Non-Delivery Hospitalization Ups Gefahr der Gerinnung

Non-Delivery Hospitalization Ups Gefahr der Gerinnung

Es ist eine allgemein anerkannte Tatsache in der medizinischen Gemeinschaft, dass je länger ein Patient im Krankenhaus bleibt, desto wahrscheinlicher ein Blutgerinnsel entwickelt wird. Ein Blutgerinnsel, auch venöse Thromboembolie (VTE) genannt, kann lebensbedrohlich sein.

Venöse Thromboembolien sind eine der häufigsten Todesursachen bei Schwangeren und Müttern in den Industrieländern der Welt. Es entwickelt sich in 1 oder 2 Schwangerschaften pro 1.000 Schwangerschaften.

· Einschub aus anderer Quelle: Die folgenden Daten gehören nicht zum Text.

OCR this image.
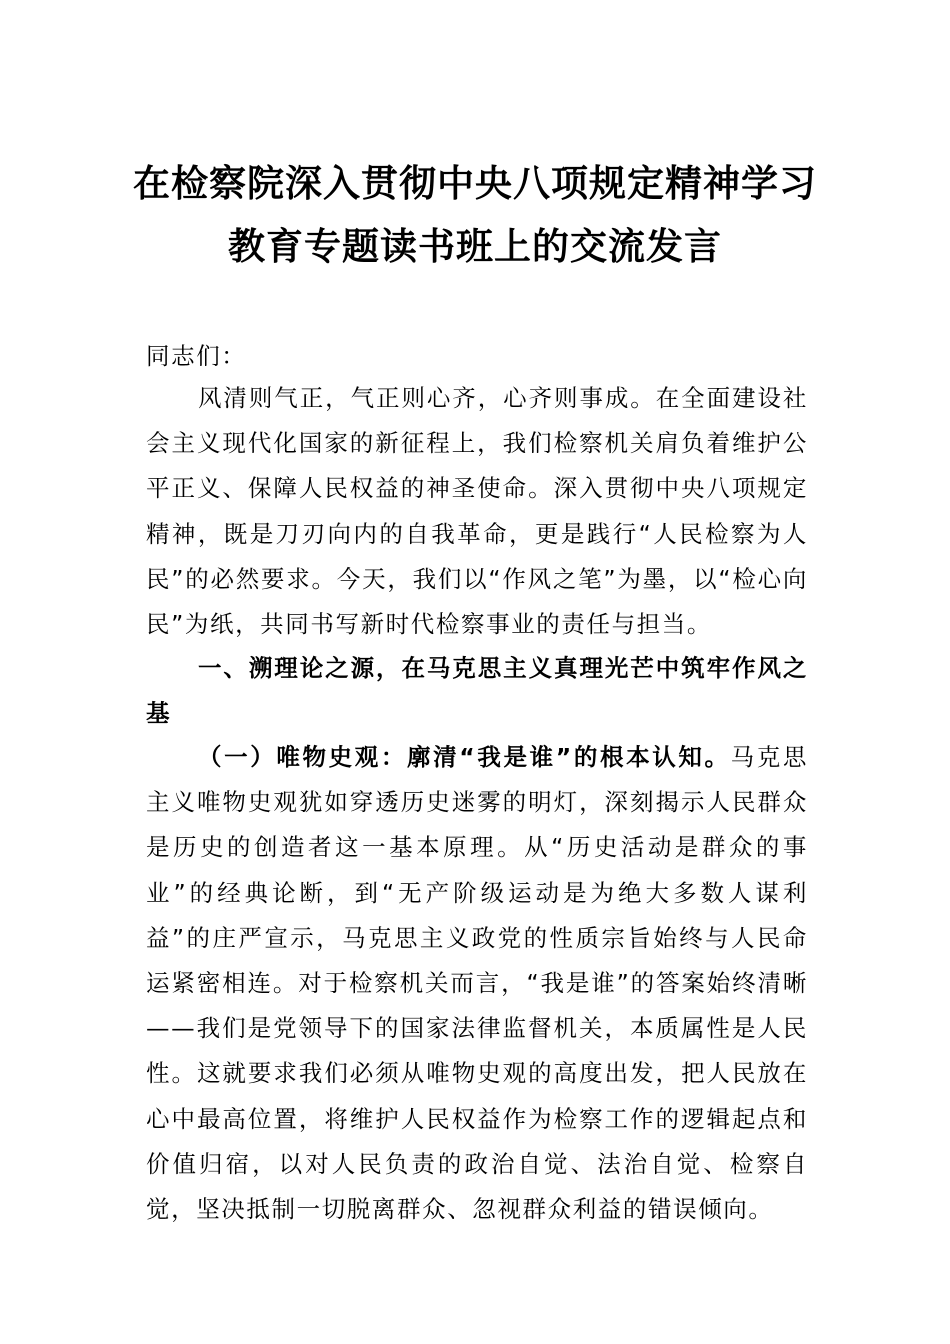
在检察院深入贯彻中央八项规定精神学习
教育专题读书班上的交流发言
同志们：
风清则气正，气正则心齐，心齐则事成。在全面建设社会主义现代化国家的新征程上，我们检察机关肩负着维护公平正义、保障人民权益的神圣使命。深入贯彻中央八项规定精神，既是刀刃向内的自我革命，更是践行“人民检察为人民”的必然要求。今天，我们以“作风之笔”为墨，以“检心向民”为纸，共同书写新时代检察事业的责任与担当。
一、溯理论之源，在马克思主义真理光芒中筑牢作风之基
（一）唯物史观：廓清“我是谁”的根本认知。马克思主义唯物史观犹如穿透历史迷雾的明灯，深刻揭示人民群众是历史的创造者这一基本原理。从“历史活动是群众的事业”的经典论断，到“无产阶级运动是为绝大多数人谋利益”的庄严宣示，马克思主义政党的性质宗旨始终与人民命运紧密相连。对于检察机关而言，“我是谁”的答案始终清晰——我们是党领导下的国家法律监督机关，本质属性是人民性。这就要求我们必须从唯物史观的高度出发，把人民放在心中最高位置，将维护人民权益作为检察工作的逻辑起点和价值归宿，以对人民负责的政治自觉、法治自觉、检察自觉，坚决抵制一切脱离群众、忽视群众利益的错误倾向。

Allein im Vereinigten Königreich (UK) verursacht VTE jährlich mehr als 25.000 Todesfälle in der Allgemeinbevölkerung.

Frauen, die während der Schwangerschaft aus anderen Gründen als der Geburt des Kindes, das sie tragen, hospitalisiert werden, erfahren auch Blutgerinnsel. Bis vor kurzem wurden jedoch keine medizinischen Studien durchgeführt, die das erhöhte Risiko venöser Thromboembolien während der Schwangerschaft untersuchen.

Forscher, die mit zwei medizinischen Einrichtungen in Großbritannien verbunden sind, waren neugierig genug, um eine Studie durchzuführen, die das Risiko von Blutgerinnseln bei schwangeren Frauen während Nicht-Entlassungs-Krankenhausaufenthalten abwägt. Ihre Ergebnisse wurden kürzlich in BMJ veröffentlicht, der medizinischen Zeitschrift, die von der British Medical Association veröffentlicht wurde.

Das Forschungsteam, das mit dem Guy's & St Thomas Foundation Trust in London und der University of Nottingham (England) assoziiert ist, überprüfte Primär- und Sekundärbehandlungen von 206.785 schwangeren Frauen, die aus Nichtlieferungsgründen hospitalisiert wurden. Das Alter der Frauen reichte von 15 bis 44, keines von ihnen hatte eine Vorgeschichte von VTE, und jedes war zwischen 1997 und 2010 einmal oder mehrmals schwanger. Vorbestehende medizinische Bedingungen oder medizinische Bedingungen im Zusammenhang mit Mutterschaft wurden in Betracht gezogen.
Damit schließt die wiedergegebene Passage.